Reviews

Paul Taylor Dance Company

Also Playing and Brief Encounters prove to be welcome additions to the company’s vast repertory.

Sean Mahoney and Francisco Graciano
in Brief Encounters
(© Tom Caravaglia)
Sean Mahoney and Francisco Graciano
in Brief Encounters
(© Tom Caravaglia)

If you think Dainty June and Her Farmboys were what killed vaudeville, wait until you get a load of the characters in Also Playing, one of two New York City premieres being presented by the venerable Paul Taylor Dance Company as part of its City Center season. These are third-rate acts that not even a mother — nay, not even Momma Rose — could love.

In the slight but consistently charming new piece, set to the music of Donizetti, Taylor quickly parades a passel of less-than-talented if decidedly enthusiastic vaudevillians, who take their turn, take their bows and take off for backstage.
Taylor never lingers too long on one act, so the one-note jokes never get too stale.

The great fun of the work is watching the members of Taylor’s troupe — usually so precise, so controlled, and so elegant — really let loose. Among the standouts: Julie Tice is priceless as an ungainly ballerina; Parisa Klohdeh is a hoot as a gypsy dancer who takes way too much pleasure in wielding a tambourine; Eran Bugger puts a lot a zip in her strip; and Orion Dickstein, Jeffrey Smith, and Michael Appuzo are simply the gayest bulls you can ever imagine.

The one bit of really fine dancing belongs to Robert Kleinendorst, who plays the quiet stagehand who turns out to have more terpsichorean talent in one toe than all the vaudevillians combined. He belongs on the Orpheum circuit.

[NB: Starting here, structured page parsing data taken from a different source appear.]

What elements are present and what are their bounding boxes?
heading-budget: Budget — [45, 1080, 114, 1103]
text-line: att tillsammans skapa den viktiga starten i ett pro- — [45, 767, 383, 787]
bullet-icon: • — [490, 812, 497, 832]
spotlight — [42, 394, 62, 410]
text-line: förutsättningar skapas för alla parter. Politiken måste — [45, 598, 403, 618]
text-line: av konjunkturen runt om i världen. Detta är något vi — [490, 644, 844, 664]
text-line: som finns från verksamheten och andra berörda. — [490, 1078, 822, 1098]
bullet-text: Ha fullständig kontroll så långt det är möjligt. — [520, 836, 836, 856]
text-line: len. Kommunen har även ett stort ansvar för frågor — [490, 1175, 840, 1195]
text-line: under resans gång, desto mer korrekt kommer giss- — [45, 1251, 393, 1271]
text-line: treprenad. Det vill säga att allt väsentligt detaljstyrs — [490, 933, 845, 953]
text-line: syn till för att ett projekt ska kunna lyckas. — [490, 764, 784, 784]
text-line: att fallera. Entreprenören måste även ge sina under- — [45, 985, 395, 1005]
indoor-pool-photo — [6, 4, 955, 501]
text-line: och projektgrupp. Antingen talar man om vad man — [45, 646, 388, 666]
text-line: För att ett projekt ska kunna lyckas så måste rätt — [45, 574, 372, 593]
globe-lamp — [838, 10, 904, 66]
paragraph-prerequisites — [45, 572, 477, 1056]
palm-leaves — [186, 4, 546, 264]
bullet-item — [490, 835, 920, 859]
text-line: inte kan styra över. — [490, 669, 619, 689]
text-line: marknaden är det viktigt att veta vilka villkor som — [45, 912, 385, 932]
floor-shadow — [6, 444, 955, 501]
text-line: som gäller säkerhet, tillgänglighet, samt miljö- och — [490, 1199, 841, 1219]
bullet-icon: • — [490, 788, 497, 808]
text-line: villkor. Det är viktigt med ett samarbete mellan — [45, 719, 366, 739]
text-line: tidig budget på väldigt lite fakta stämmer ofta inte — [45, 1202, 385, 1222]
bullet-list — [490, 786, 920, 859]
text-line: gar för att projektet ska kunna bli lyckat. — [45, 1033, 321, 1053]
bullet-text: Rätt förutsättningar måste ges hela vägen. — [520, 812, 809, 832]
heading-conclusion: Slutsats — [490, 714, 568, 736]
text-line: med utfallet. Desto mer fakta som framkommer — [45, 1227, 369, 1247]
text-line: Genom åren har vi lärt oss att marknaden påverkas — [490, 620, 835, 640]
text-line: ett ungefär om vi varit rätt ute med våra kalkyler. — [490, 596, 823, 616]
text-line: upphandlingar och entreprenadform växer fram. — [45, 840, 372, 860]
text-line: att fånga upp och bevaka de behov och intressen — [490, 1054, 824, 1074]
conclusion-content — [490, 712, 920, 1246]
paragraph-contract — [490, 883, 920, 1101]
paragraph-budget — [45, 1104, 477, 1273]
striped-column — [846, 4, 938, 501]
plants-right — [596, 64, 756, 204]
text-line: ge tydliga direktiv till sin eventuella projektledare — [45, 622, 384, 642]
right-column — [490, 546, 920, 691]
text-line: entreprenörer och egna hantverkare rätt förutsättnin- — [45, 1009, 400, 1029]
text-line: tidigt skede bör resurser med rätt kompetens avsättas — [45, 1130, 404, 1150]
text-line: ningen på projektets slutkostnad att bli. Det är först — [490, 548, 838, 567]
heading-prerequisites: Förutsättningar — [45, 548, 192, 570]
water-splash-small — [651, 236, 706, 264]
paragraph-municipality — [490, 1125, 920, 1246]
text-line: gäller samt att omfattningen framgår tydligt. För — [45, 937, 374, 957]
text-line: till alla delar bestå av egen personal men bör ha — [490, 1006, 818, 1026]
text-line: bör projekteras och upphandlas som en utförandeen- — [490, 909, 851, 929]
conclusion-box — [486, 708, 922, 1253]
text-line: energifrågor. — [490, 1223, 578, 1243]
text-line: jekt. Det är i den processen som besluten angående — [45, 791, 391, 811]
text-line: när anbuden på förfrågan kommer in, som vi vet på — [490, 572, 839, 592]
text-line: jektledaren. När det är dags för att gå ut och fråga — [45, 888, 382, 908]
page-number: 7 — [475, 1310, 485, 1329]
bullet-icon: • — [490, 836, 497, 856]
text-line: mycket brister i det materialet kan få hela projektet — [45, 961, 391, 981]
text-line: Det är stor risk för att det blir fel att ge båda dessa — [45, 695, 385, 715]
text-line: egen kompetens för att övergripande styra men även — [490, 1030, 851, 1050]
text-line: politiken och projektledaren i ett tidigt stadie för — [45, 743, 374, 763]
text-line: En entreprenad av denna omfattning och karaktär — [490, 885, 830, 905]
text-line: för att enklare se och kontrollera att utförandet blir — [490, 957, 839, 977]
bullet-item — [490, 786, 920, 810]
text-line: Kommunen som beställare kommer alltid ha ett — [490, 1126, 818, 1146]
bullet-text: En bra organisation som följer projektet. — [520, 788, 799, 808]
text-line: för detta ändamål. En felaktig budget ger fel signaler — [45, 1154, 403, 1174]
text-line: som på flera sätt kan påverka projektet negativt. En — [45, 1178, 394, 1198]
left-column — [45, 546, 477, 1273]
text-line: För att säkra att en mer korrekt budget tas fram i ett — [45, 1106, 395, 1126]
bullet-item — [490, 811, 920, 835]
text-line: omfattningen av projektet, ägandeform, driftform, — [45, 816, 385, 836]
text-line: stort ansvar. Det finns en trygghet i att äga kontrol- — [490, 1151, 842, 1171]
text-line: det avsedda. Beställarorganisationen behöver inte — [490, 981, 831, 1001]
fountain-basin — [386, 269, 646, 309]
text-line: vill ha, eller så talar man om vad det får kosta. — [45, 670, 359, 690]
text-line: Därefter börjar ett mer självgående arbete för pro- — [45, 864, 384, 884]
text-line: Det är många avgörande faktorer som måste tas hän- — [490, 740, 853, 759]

A somewhat more substantial work, Brief Encounters — the season’s other premiere — is a charming exploration of the young (and dare we say, the restless), set to Claude Debussy’s lovely “Le Coin des Enfants” (“The Children’s Corner”).
As these 11 dancers — clad only in Santo Loquasto’s black undergarments — couple, carouse, and cavort, we witness not just their first discoveries of love (carnal and otherwise), but their discovery of themselves. Michael Trusnovec, Amy Young, James Samson, Sean Mahoney, and Francisco Graciano make especially strong contributions.

Paul Taylor turns 80 in July, and we are lucky that he is not only still full of ideas and creating new works at his age, but that he has added such welcome dances to his company’s vast repertory.